What's A Guy Got To Do To Get A $112 Million Comedy Made In This Town?
In today's The NY Times, Sharon Waxman looks at why Fox and Sony "pulled the plug" on Used Guys, the long-gestating comedy starring Jim Carrey, Ben Stiller, and directed by Meet the Parents/Austin Powers'Jay Roach, a seemingly sure-thing project featuring all the rubber-faced and/or hyperbolically neurotic comedy antics the moviegoing public craves, and which was ready to roll into production about a month from now. The short answer, "How can our poor little studios hope to make any money when the budget is $112 million and the greedy, extortionist talent is sucking up all the back-end profit?" seems deeply unsatisfying to Roach, whose entire worldview was thrown into turmoil and meaninglessness by the abrupt plug-pulling. Reports the Times:
"How could this happen? I keep asking myself that every second," said Mr. Roach, from the Cannes Film Festival, where he was showing another film for Fox, "Borat." "I'm trying to learn from this, and figure: how did we get this far out of sync?" [...]
When various issues — including delays in the shooting of "A Night at the Museum" which required Mr. Stiller's presence — pushed the budget higher, to $112 million, Fox pressed for cuts, asking the principals to suspend their take of gross revenues until the studio would recoup its costs. Mr. Roach said he gave up two percentage points of his deal, but he could not reasonably ask the stars for further cuts.
"They'd made tremendous discounts on a big-budget movie. This is not some labor-of-love thing," he said. "This film is dead in our center strike zone."
At a meeting on May 8 with Tom Rothman and Jim Gianopulos, the Fox studio's co-chairmen, Mr. Roach recalled, he pleaded for the movie. "I said, Please give me a chance. Let me do this, I'm in the business of making money for studios.'"

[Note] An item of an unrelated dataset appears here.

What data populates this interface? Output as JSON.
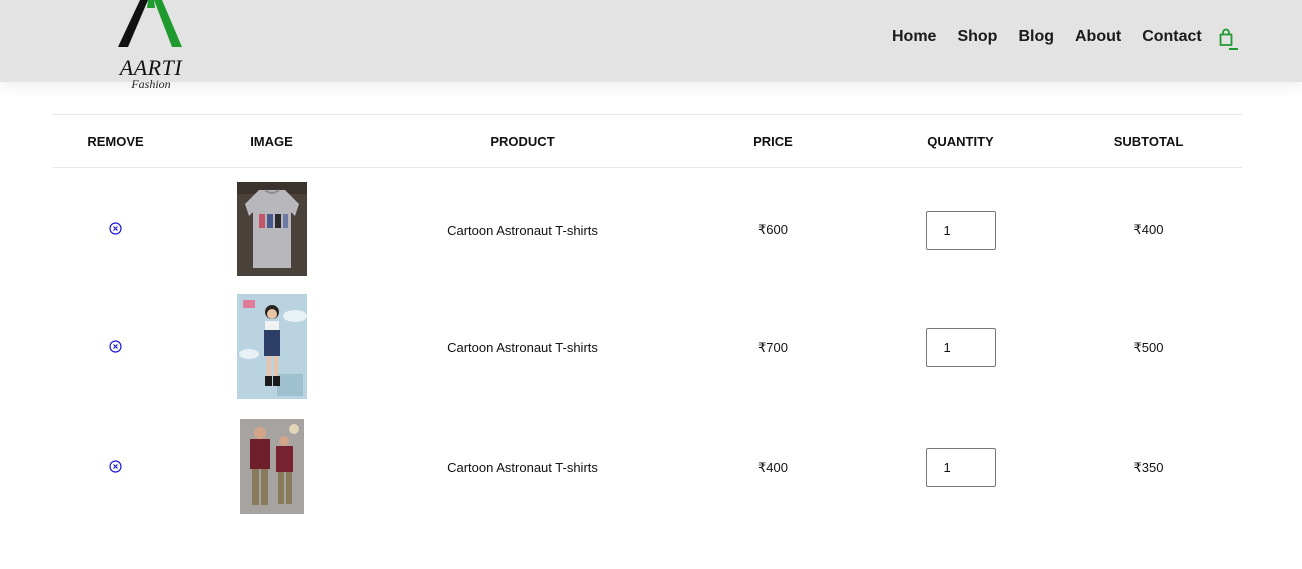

It's easy to see why Roach is so frustrated: He gives and gives (and, refreshingly, even makes no pretense about doing it for the love of watching Carrey and Stiller advance the form through being hit in the genitals by objects that should generally not come into contact with the genitals at a high rate of speed), and still the bottom-line-obsessed, risk-averse studios won't let him ply his trade of accepting a big pile of money to churn out a product that will make a division of a multimedia conglomerate even bigger piles of money. Who can't sympathize when a man is being denied his inalienable Hollywood right to sell out?